A. McCabe, C. Peterson, & D.M. Connors (in press). Attachment security and narrative elaboration. International Journal of Behavioral Development

Abstract

A key means of getting to know someone is revelation of one's personal experiences in personal narrative, an ability that shows considerable individual variation. Past research has documented a relationship between narration in conversations between children and their mothers and attachment security. However, children's narrative contributions are often scaffolded by mothers, as well as embedded within an ongoing conversation which may be structured differently by mothers among whom attachment quality differs. Here children's narration to an attentive, but nonscaffolding, stranger was investigated to see whether that, too, would correlate with security. Participants were 32 4-year-old children and their mothers.
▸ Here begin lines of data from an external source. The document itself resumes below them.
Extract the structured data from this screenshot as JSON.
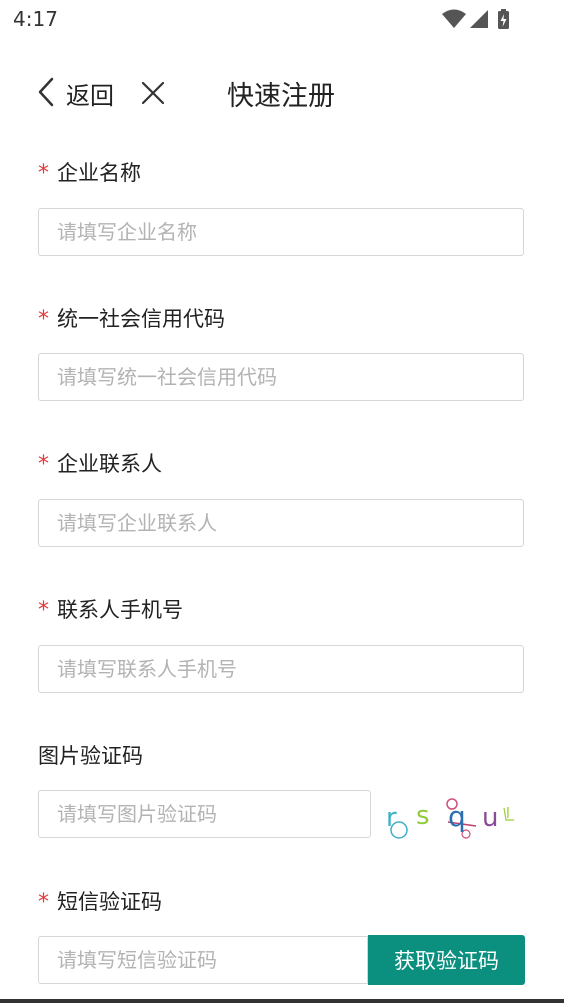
{
  "status": {
    "time": "4:17"
  },
  "nav": {
    "back_label": "返回",
    "title": "快速注册"
  },
  "form": {
    "required_mark": "*",
    "company_name": {
      "label": "企业名称",
      "placeholder": "请填写企业名称"
    },
    "credit_code": {
      "label": "统一社会信用代码",
      "placeholder": "请填写统一社会信用代码"
    },
    "contact": {
      "label": "企业联系人",
      "placeholder": "请填写企业联系人"
    },
    "phone": {
      "label": "联系人手机号",
      "placeholder": "请填写联系人手机号"
    },
    "image_captcha": {
      "label": "图片验证码",
      "placeholder": "请填写图片验证码",
      "captcha_text": "rsqul"
    },
    "sms_code": {
      "label": "短信验证码",
      "placeholder": "请填写短信验证码",
      "button_label": "获取验证码"
    }
  },
  "colors": {
    "required": "#e4393c",
    "accent": "#0b8f7f",
    "border": "#d6d6d6",
    "placeholder": "#b3b3b3"
  },
  "icons": {
    "back": "chevron-left-icon",
    "close": "close-icon",
    "wifi": "wifi-icon",
    "signal": "signal-icon",
    "battery": "battery-charging-icon"
  }
}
The security of children's attachment to their mother was assessed using the parent-reported Q-Sort and correlated with two measures of narrative ability. One was simple length in words of the three longest narratives told to a friendly stranger, and the other was a composite formed from specific scored narrative variables. Both narrative measures were significantly correlated with attachment security, even after partialling out the effects of gender, age, and receptive vocabulary. These results suggest that children have internalized the inclination to disclose themselves by means of relating narrative and have begun to generalize this to adults outside their family. The exchange of personal narration provides a means of examining children's internal working models of attachment, a conclusion with implications for future investigations of the structure of personal narrative.